Blog » Highlights from the Craft Fair of the Southern Highlands
Last week I attended the Craft Fair of the Southern Highlands in downtown Asheville. If the words "craft fair" makes you think of popsicle stick art and sock monkeys, you should know this is not THAT craft fair. The Southern Highlands Craft Guild, who sponsors the fair, is a non-profit and educational association dedicated to promoting and sustaining mountain craft. Member artisans are admitted by jury selection, and represent some of the finest in their respective fields. From jewelry to textiles, woodworking to pottery, this fair is the place to see the very best of southern Appalachian craft. In addition to the opportunity to meet the artists in person, attendees could also watch craft demonstrations and enjoy live local music throughout the event.
I'm excited to share some of my favorite finds from the craft fair. As an interior designer, my focus was definitely geared more towards furniture and home furnishings, and that's mainly what you'll see in my post. But there was also gorgeous jewelry, woven apparel and hand-dyed silks, take my word for it! Better yet, see for yourself when the fair returns to Asheville October 18th-21st. Here are the artists' works that caught my eye:
It takes Berea, Kentucky-based basketweaver Jennifer Zurick countless hours to weave a basket as finely detailed as this. Each piece is a wonder, crafted from willow bark Jennifer harvests herself. See more of her work at www.jenniferhellerzurick.com.
This coffee table by Andy Costine of Tryon, NC gets its fantastic coloration from a mayonnaise stain applied to burled wood, which in time creates the blackened areas. A blue-colored resin fills in the gaps in the wood, to spectacular effect.
Robert Taylor from Birmingham, Alabama, is a master artisan in the Roycroft tradition. Fair visitors were able to observe him at his blacksmith bench, creating an etched copper vase. The Arts and Crafts style copper clock shown here is wonderful example of Robert's work.
This terra cotta sculpted "Nature Vase" is by the collaborative studio of Ed Byers and Holden McCurry of Asheville. This is probably the piece I most wanted to take home with me! See more of the artists' work at www.edbyers.com.
Furniture maker Tim Hintz of Smithville, TN, creates comfortable, rustic style oak chairs in an array of fun colors. How cool is this spring green armchair? See more at www.timhintzfreshchairs.com.
This modern stainless steel tea set by Paul Weller was inspired by the streamlined style of the art deco era. Originally from Melbourne, Australia, Paul now lives and works as a silversmith in Asheville. Visit his website, www.aeropablodesigns.com for more information.

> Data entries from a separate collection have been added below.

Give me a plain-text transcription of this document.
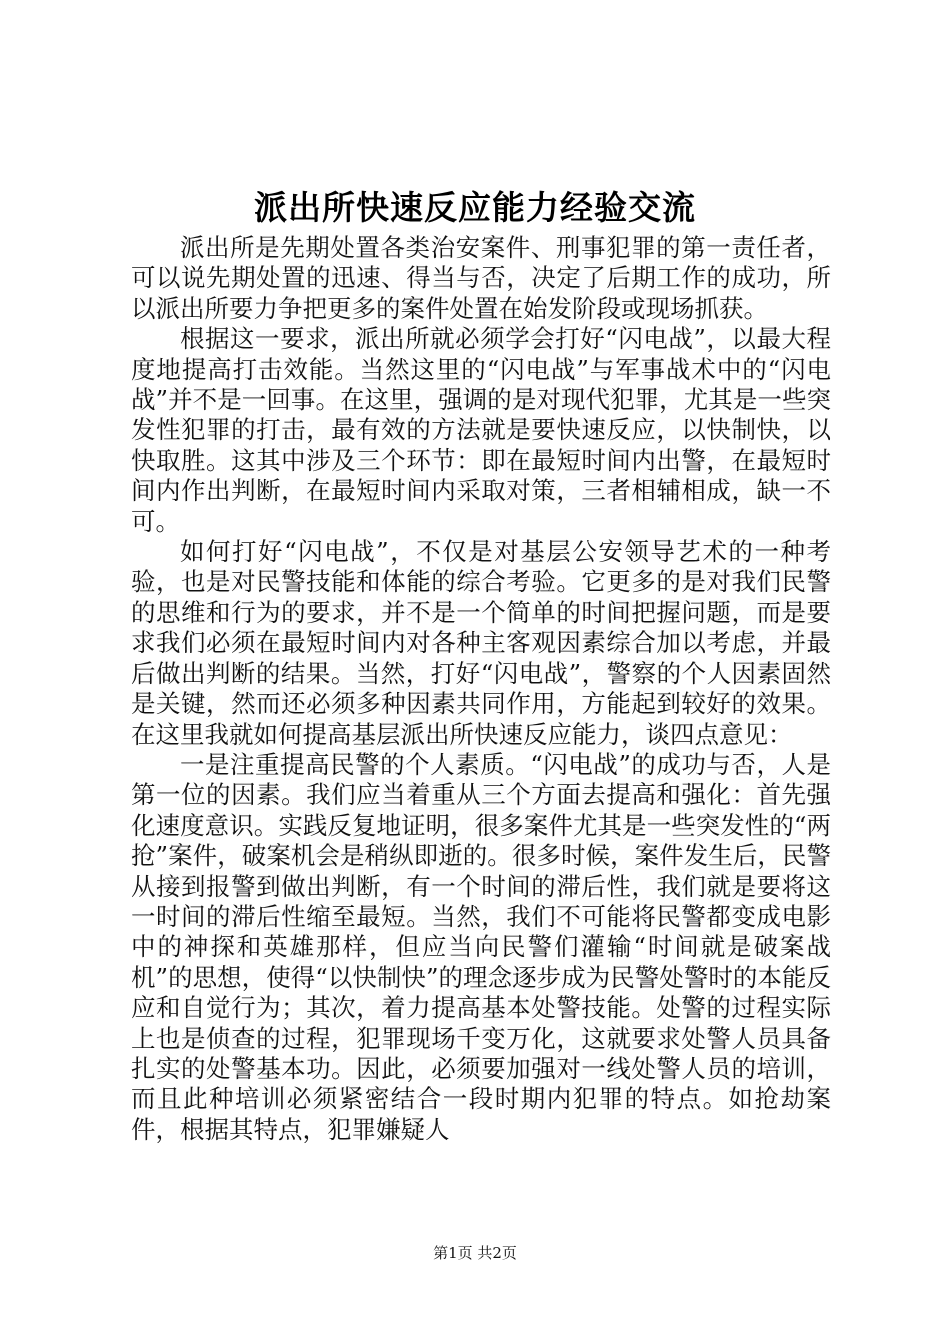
派出所快速反应能力经验交流

派出所是先期处置各类治安案件、刑事犯罪的第一责任者，可以说先期处置的迅速、得当与否，决定了后期工作的成功，所以派出所要力争把更多的案件处置在始发阶段或现场抓获。

根据这一要求，派出所就必须学会打好“闪电战”，以最大程度地提高打击效能。当然这里的“闪电战”与军事战术中的“闪电战”并不是一回事。在这里，强调的是对现代犯罪，尤其是一些突发性犯罪的打击，最有效的方法就是要快速反应，以快制快，以快取胜。这其中涉及三个环节：即在最短时间内出警，在最短时间内作出判断，在最短时间内采取对策，三者相辅相成，缺一不可。

如何打好“闪电战”，不仅是对基层公安领导艺术的一种考验，也是对民警技能和体能的综合考验。它更多的是对我们民警的思维和行为的要求，并不是一个简单的时间把握问题，而是要求我们必须在最短时间内对各种主客观因素综合加以考虑，并最后做出判断的结果。当然，打好“闪电战”，警察的个人因素固然是关键，然而还必须多种因素共同作用，方能起到较好的效果。在这里我就如何提高基层派出所快速反应能力，谈四点意见：

一是注重提高民警的个人素质。“闪电战”的成功与否，人是第一位的因素。我们应当着重从三个方面去提高和强化：首先强化速度意识。实践反复地证明，很多案件尤其是一些突发性的“两抢”案件，破案机会是稍纵即逝的。很多时候，案件发生后，民警从接到报警到做出判断，有一个时间的滞后性，我们就是要将这一时间的滞后性缩至最短。当然，我们不可能将民警都变成电影中的神探和英雄那样，但应当向民警们灌输“时间就是破案战机”的思想，使得“以快制快”的理念逐步成为民警处警时的本能反应和自觉行为；其次，着力提高基本处警技能。处警的过程实际上也是侦查的过程，犯罪现场千变万化，这就要求处警人员具备扎实的处警基本功。因此，必须要加强对一线处警人员的培训，而且此种培训必须紧密结合一段时期内犯罪的特点。如抢劫案件，根据其特点，犯罪嫌疑人

第1页 共2页
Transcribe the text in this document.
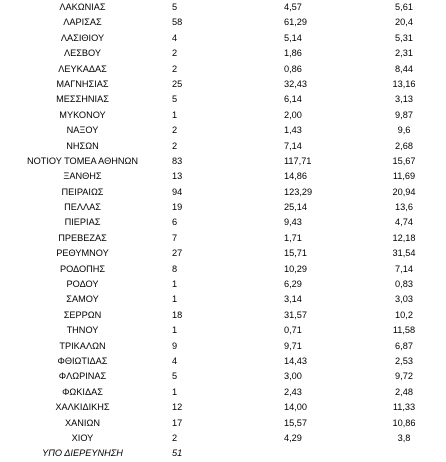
ΛΑΚΩΝΙΑΣ	5	4,57	5,61
ΛΑΡΙΣΑΣ	58	61,29	20,4
ΛΑΣΙΘΙΟΥ	4	5,14	5,31
ΛΕΣΒΟΥ	2	1,86	2,31
ΛΕΥΚΑΔΑΣ	2	0,86	8,44
ΜΑΓΝΗΣΙΑΣ	25	32,43	13,16
ΜΕΣΣΗΝΙΑΣ	5	6,14	3,13
ΜΥΚΟΝΟΥ	1	2,00	9,87
ΝΑΞΟΥ	2	1,43	9,6
ΝΗΣΩΝ	2	7,14	2,68
ΝΟΤΙΟΥ ΤΟΜΕΑ ΑΘΗΝΩΝ	83	117,71	15,67
ΞΑΝΘΗΣ	13	14,86	11,69
ΠΕΙΡΑΙΩΣ	94	123,29	20,94
ΠΕΛΛΑΣ	19	25,14	13,6
ΠΙΕΡΙΑΣ	6	9,43	4,74
ΠΡΕΒΕΖΑΣ	7	1,71	12,18
ΡΕΘΥΜΝΟΥ	27	15,71	31,54
ΡΟΔΟΠΗΣ	8	10,29	7,14
ΡΟΔΟΥ	1	6,29	0,83
ΣΑΜΟΥ	1	3,14	3,03
ΣΕΡΡΩΝ	18	31,57	10,2
ΤΗΝΟΥ	1	0,71	11,58
ΤΡΙΚΑΛΩΝ	9	9,71	6,87
ΦΘΙΩΤΙΔΑΣ	4	14,43	2,53
ΦΛΩΡΙΝΑΣ	5	3,00	9,72
ΦΩΚΙΔΑΣ	1	2,43	2,48
ΧΑΛΚΙΔΙΚΗΣ	12	14,00	11,33
ΧΑΝΙΩΝ	17	15,57	10,86
ΧΙΟΥ	2	4,29	3,8
ΥΠΟ ΔΙΕΡΕΥΝΗΣΗ	51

"People sometimes mistake our furniture for antiques," said cabinet maker Rob Scaffe of Kingsport, Tennessee. Rob enjoys using traditional details, such as dovetail joints and turned legs, in his work. His armoires, chests and tables are so finely crafted they are sure to become family heirlooms.
I had a hard time deciding which one of Jim and Shirl Parmentier's ceramic lamps I liked best. The clay surface is carved in elaborate designs prior to glazing, giving each piece wonderful texture and pattern. Jim and Shirl have been making pottery together for 35 years, and are based in Mars Hill, NC.
This supremely comfortable rocker is the work of Readyville, Tennessee-based furniture maker Alan Daigre. All of the wood blocks are ingeniously strung together by a hidden rope, flexing and conforming to your shape as you sit and move in the chair. See more of Alan's work at www.alandaigre.com.
To learn more about the Southern Highlands Craft Guild, and to see and purchase work from guild artisans, visit the Folk Art Center at 362 Blue Ridge Parkway near Asheville. The Craft Fair of the Southern Highlands is held twice a year at the US Cellular Center in Asheville, and the next show will be October 18th-21st.